As expected, Sher and his creative team paint some stunning stage pictures. There are no major coups here – no stage floor that retracts à la South Pacific — but the designers nonetheless create an Arthurian kingdom that’s beautifully austere and capitalizes on the vastness of the Beaumont stage. The centerpiece of Michael Yeargan’s stately, marble-arched set is a floor-to-ceiling video wall that allows projection designer 59 Productions to change locales with ease.
In one extraordinary moment late in the second half (the “Fie on Goodness,” sequence), Sher manages to create the theatrical equivalent of jump cuts back and forth between Guenevere’s bedchamber, Morgan’s castle, and Mordred’s scullery hideout, all within a few lines of dialogue and lyric. The effect, aided by the shadowy, romantic lighting supplied by Lap Chi Chu, is stunning. Jennifer Moeller’s costumes — particularly Soo’s outfits that include leather pants and boots upon her arrival in the kingdom, a deep burgundy velvet gown in the court, and a pink and floral off-the-shoulder dress for the “Lusty Month of May”/”Take Me to the Fair” sequence — sumptuously tell their own stories, too.

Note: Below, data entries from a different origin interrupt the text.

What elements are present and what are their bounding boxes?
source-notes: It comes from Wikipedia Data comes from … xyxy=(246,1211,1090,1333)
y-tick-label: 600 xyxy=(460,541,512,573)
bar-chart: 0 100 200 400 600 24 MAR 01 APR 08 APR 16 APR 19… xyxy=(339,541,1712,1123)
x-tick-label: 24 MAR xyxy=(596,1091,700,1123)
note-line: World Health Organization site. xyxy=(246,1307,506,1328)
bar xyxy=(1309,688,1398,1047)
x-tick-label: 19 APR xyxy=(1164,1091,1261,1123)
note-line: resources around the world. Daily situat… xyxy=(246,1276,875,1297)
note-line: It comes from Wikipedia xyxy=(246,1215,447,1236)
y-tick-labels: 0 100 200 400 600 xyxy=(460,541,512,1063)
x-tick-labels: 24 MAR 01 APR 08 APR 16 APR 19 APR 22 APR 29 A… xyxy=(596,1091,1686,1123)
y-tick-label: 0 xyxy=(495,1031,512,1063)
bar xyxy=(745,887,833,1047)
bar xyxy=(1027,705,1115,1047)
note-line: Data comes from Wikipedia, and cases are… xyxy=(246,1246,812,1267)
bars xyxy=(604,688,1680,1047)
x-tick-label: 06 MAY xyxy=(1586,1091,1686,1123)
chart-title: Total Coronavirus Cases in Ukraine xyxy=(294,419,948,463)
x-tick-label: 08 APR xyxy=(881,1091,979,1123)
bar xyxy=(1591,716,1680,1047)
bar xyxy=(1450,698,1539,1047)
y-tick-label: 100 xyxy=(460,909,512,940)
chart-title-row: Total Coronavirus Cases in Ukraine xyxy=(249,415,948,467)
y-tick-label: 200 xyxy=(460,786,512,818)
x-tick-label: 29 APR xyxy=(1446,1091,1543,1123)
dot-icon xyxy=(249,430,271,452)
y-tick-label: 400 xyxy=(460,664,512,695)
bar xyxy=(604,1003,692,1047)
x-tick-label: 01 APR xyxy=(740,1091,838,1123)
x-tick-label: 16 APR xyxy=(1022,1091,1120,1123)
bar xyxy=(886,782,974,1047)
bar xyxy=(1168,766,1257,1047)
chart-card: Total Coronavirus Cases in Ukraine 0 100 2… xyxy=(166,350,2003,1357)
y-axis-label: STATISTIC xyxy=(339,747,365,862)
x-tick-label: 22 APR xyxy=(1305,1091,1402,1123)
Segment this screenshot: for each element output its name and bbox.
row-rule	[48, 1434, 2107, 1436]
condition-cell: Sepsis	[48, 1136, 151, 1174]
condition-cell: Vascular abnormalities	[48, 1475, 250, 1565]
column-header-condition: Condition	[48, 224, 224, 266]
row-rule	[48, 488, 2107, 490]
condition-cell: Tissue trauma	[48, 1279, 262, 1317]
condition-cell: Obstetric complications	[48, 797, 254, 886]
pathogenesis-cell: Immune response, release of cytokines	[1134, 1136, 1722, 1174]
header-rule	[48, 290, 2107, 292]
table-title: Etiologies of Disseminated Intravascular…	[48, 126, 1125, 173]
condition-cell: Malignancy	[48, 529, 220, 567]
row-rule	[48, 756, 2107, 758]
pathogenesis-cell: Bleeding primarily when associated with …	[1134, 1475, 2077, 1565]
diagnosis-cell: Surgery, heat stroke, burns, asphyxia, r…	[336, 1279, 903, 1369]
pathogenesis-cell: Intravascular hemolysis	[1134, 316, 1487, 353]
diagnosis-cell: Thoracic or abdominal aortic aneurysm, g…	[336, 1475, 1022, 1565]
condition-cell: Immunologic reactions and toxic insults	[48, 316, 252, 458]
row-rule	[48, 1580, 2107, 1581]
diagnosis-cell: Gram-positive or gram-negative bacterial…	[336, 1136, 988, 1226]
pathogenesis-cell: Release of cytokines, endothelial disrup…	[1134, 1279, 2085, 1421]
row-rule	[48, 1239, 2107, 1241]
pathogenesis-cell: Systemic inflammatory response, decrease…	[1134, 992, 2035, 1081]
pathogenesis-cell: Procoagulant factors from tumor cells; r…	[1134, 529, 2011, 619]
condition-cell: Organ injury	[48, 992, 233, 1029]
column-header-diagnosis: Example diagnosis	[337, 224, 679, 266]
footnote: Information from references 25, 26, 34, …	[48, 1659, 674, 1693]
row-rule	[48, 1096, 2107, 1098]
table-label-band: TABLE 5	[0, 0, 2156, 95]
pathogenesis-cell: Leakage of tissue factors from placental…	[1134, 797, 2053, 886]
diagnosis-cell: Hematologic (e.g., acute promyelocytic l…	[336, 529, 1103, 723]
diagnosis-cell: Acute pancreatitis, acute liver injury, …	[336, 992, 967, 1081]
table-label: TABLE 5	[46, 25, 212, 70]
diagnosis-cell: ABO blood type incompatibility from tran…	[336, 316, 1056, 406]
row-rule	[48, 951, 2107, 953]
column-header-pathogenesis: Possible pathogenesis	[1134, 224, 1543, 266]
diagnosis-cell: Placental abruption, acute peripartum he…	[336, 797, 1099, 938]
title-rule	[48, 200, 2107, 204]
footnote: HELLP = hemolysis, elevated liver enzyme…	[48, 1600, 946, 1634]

In 2022, Broadway stages were filled with performers who were less than suited for their roles in a vocal capacity; not so here. Soo and Donica have classic Broadway voices that gloriously fill the auditorium. You can practically hear all the men and women sigh when Donica wraps his deep baritone around “If Ever I Would Leave You,” while Soo’s soprano handles numbers like “The Simple Joys of Maidenhood” and “Before I Gaze at You Again” with crystal clarity (Marc Salzberg and Beth Lake’s sound design is nigh-perfect, too).
Burnap, a well-deserved Tony winner for The Inheritance, is the night’s finest acting turn. He gives us an Arthur filled with inner conflict about whether he deserves a position he knows he lucked into, and over the course of the night, he grows in strength until he eventually becomes the brave King that literature knows him to be. His is an excellently rounded transformation.
That the three of them have bedroom eyes is a bonus. Camelot is a love story, after all, and we definitely swoon. But not only that: this production is a very welcome journey into a land of courage and integrity, something that our own world is in very short supply of.